Valencia ha prevalso sul gruppo di 11 corridori che, a 38 chilometri dal traguardo, ha staccato il plotone e da Scilla fino all'arrivo ha accumulato un vantaggio incolmabile. Per i giovani professionisti si è distinto Marco Igor Belletta, della nazionale italiana di ciclismo, che ha tra le sue fila anche il favorito della vigilia Elia Viviani vincitore dell'ultima edizione del giro reggino, 11 anni fa, campione olimpico su pista e campione italiano su strada. Il suo ritardo dopo due ore e mezzo di corsa è di oltre sei minuti. Il trofeo gran premio della montagna è andato a Tivani Perez. Tempi perfettamente rispettati per la gara, partita da Riace, sullo Ionio, perché collegata con le celebrazioni del 50mo del ritrovamento dei Bronzi. A pochi chilometri dalla partenza, una caduta costringe al ritiro Edoardo Martinelli della Mg.K Vis -Color for peace. Nella prima ora di corsa qualche tentativo di fuga ripreso non appena il percorso imbocca le salite verso l'Aspromonte. È sul versante tirrenico che il giro si muove. Nella lunga salita verso il secondo Gpm del Monte Sant'Elia si stacca un gruppo di 33 ciclisti, ma molti sono costretti a ripiegare. A Villa San Giovanni, Alessandro Tonelli e Valerio Conti provano ad attaccare, ma si ritrovano presto nel gruppo degli 11. Tutto si decide nel rettilineo del Lungomare Falcomatà, sotto una pioggia battente, con Valencia, Tivani e Maestri che spingono al massimo rispetto alla testa della corsa ridotta a nove uomini.

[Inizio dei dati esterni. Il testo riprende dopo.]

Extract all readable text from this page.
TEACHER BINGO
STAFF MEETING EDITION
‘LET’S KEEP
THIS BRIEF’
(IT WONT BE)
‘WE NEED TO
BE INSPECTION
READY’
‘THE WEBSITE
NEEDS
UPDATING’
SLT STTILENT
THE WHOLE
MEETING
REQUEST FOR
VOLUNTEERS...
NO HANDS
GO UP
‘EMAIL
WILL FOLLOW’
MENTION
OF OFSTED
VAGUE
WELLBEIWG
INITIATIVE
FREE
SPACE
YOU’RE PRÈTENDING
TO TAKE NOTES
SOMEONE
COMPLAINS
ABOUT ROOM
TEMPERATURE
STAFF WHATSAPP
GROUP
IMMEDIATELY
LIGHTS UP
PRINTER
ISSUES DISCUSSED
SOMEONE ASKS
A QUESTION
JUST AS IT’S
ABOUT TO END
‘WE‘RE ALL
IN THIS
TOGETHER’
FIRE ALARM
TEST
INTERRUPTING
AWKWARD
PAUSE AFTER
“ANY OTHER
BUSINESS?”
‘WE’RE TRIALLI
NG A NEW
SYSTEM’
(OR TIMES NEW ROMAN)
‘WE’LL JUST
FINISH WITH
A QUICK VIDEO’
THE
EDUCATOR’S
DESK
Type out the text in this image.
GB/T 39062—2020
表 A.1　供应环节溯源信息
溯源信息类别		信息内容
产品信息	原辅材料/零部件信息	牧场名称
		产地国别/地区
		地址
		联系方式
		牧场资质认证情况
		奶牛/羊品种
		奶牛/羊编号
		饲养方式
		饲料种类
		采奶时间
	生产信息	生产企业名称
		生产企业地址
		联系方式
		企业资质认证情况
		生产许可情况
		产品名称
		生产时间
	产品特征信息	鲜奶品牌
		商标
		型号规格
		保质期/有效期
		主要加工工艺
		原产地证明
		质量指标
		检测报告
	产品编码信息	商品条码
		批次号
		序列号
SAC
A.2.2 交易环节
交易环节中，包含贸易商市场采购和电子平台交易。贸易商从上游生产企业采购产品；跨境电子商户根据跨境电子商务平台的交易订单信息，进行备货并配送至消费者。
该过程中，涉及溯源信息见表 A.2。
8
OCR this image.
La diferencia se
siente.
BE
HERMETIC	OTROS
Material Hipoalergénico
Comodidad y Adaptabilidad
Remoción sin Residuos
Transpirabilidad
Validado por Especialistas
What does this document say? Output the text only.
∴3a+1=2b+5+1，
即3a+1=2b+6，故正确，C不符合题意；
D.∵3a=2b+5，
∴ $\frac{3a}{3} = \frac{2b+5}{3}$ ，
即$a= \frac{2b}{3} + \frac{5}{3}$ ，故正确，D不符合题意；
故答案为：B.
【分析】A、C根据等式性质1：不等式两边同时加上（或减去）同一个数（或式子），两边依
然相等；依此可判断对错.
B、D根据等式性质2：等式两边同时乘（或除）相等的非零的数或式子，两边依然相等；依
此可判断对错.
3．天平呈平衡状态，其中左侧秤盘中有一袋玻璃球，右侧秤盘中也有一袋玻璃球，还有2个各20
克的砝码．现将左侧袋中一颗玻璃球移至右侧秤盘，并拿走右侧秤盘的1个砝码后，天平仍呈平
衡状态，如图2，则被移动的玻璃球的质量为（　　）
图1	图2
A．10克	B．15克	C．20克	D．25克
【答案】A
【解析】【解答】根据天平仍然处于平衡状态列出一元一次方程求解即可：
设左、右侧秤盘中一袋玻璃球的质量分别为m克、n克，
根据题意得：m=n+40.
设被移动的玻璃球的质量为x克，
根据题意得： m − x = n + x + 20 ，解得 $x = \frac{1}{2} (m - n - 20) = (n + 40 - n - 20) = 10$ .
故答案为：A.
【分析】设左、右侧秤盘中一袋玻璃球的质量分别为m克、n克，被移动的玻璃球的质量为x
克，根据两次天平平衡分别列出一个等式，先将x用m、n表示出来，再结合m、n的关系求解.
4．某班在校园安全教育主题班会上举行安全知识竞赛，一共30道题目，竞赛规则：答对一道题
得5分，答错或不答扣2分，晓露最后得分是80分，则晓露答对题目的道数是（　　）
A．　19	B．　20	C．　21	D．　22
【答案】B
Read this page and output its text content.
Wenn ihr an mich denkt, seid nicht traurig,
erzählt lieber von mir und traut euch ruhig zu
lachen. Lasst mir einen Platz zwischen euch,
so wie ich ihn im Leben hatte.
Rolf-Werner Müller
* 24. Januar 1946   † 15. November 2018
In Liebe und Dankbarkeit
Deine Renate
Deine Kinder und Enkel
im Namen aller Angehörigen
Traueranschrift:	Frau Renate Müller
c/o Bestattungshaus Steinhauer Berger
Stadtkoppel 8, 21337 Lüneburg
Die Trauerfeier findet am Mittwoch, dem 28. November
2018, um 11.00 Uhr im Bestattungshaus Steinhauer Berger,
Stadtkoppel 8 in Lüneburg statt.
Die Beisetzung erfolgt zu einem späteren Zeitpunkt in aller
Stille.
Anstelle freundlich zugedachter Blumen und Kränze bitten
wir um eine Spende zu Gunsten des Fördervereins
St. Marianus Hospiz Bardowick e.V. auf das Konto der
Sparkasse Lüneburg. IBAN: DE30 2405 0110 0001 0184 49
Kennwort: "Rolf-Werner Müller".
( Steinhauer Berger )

Ventitre i comuni coinvolti dal Giro, con 147 ciclisti e 15 squadre partecipanti, tra le quali la nazionale italiana con a capo il commissario tecnico Daniele Bennati. Soddisfatti gli organizzatori. «Siamo già al lavoro – ha detto il sindaco metropolitano Carmelo Versace - per organizzare la prossima edizione perché simili eventi vanno necessariamente storicizzati. Questa è la vittoria di tutte le istituzioni che, facendo rete, hanno voluto raccontare una storia diversa del nostro territorio».